Baseline data consisted of demographic and health variables as well as social-cognitive mediators (e.g. knowledge, attitudes, norms, control/self-efficacy regarding HPV vaccination). Demographic and health variables included age, race/ethnicity, mothers’ education, having a well-woman exam in the past year, a history of a sexually transmitted infection (STI), condom use at last sex, and cigarette smoking in the past two months. We assessed cigaretted smoking since it is a risk factor for cervical cancer. We assessed HPV and cervical cancer knowledge with 9 statements eliciting true/false/don’t know responses, such as: “Women who get the HPV vaccine can reduce the risk of getting cervical cancer” and “Having HPV is associated with getting cervical cancer.” We assessed the theoretical mediators of HPV vaccine initiation using 5-point Likert scale response sets for attitudes (2 questions: alpha = .941), norms (1 question), and control/self-efficacy (4 questions; alpha = .874)) see Fig. 3 for a list of specific questions). The secondary outcome measure was the intention to receive the HPV vaccine assessed with one question: “How likely is it that you will get the HPV vaccine during today’s/your next clinic visit?” (5-point Likert response set ranging from 1 = very unlikely to 5 = very likely).
The post-intervention data focused on social-cognitive mediators (described above) including intention which were targeted in the active arms of the intervention and acceptability feedback about the intervention.
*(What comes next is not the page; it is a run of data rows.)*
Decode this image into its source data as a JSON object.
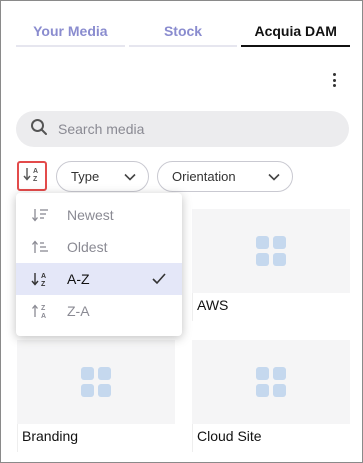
{
  "tabs": [
    {
      "label": "Your Media",
      "active": false
    },
    {
      "label": "Stock",
      "active": false
    },
    {
      "label": "Acquia DAM",
      "active": true
    }
  ],
  "search": {
    "placeholder": "Search media",
    "value": ""
  },
  "filters": {
    "type_label": "Type",
    "orientation_label": "Orientation"
  },
  "sort_menu": {
    "items": [
      {
        "label": "Newest",
        "icon": "sort-newest-icon",
        "selected": false
      },
      {
        "label": "Oldest",
        "icon": "sort-oldest-icon",
        "selected": false
      },
      {
        "label": "A-Z",
        "icon": "sort-az-icon",
        "selected": true
      },
      {
        "label": "Z-A",
        "icon": "sort-za-icon",
        "selected": false
      }
    ]
  },
  "tiles": [
    {
      "label": ""
    },
    {
      "label": "AWS"
    },
    {
      "label": "Branding"
    },
    {
      "label": "Cloud Site"
    }
  ],
  "colors": {
    "accent_active_tab": "#111111",
    "inactive_tab": "#8a8ccf",
    "sort_button_border": "#e34b4b",
    "selected_item_bg": "#e4e7f8",
    "placeholder_icon": "#c5d8ee"
  }
}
To assess acceptability participants evaluated their intervention condition with several open-ended questions, and one question assessing how helpful it was with a Likert scale response ranging from 1 = very unhelpful to 5 = very helpful.
The post-clinic data assessed uptake of the first dose of the HPV vaccine, which was the primary outcome measure. This was assessed with one question: “I received the first dose of the HPV vaccine (yes/no). If they did not receive a vaccine, we also elicited the reason why in an open-ended format and categorized responses as follows: not interested right now or provider indicated not eligible. We verfired this with medical records. Reasons for not being eligible included pregnancy or possible pregnancy, being immunocompromised, or having already received at least one dose of the HPV vaccine that was not previously eliciticed from participants or records.
Data Analysis
Descriptive statistics were used to summarize demographic, prior health behavior, and outcome variables, and Fisher’s exact test was used to compare participant characteristics by intervention group at baseline. The efficacy of each active intervention group as compared with the usual care group over the baseline and post-intervention time points using pairwise comparison with an unstructured covariance matrix in SPSS version 29(IBM Corporation, 2022; SAS Institute Inc., 2011). For binary measures, the binominal distribution was specified with the logic link function, and for continuous measures, the normal distribution was specified with the identity link function. The estimate statements obtained odds ratios (OR) for binary measures, model-based mean differences for continuous measures, and corresponding 95% confidence intervals. The model included the baseline measure of the criterion, intervention condition, and time point (baseline and post-intervention)
Qualitative analysis
We used content analysis to code the data, examine patterns, and identify common themes in the open-ended responses provided at the end of the intervention session. Two members of the research team coded the data using an Excel spreadhseet. Patterns were identified through a process of comparing and contrasting data within and across intervention groups. Major themes were identified from these patterns (Glaser, 2004; Strauss & Corbin, 1998).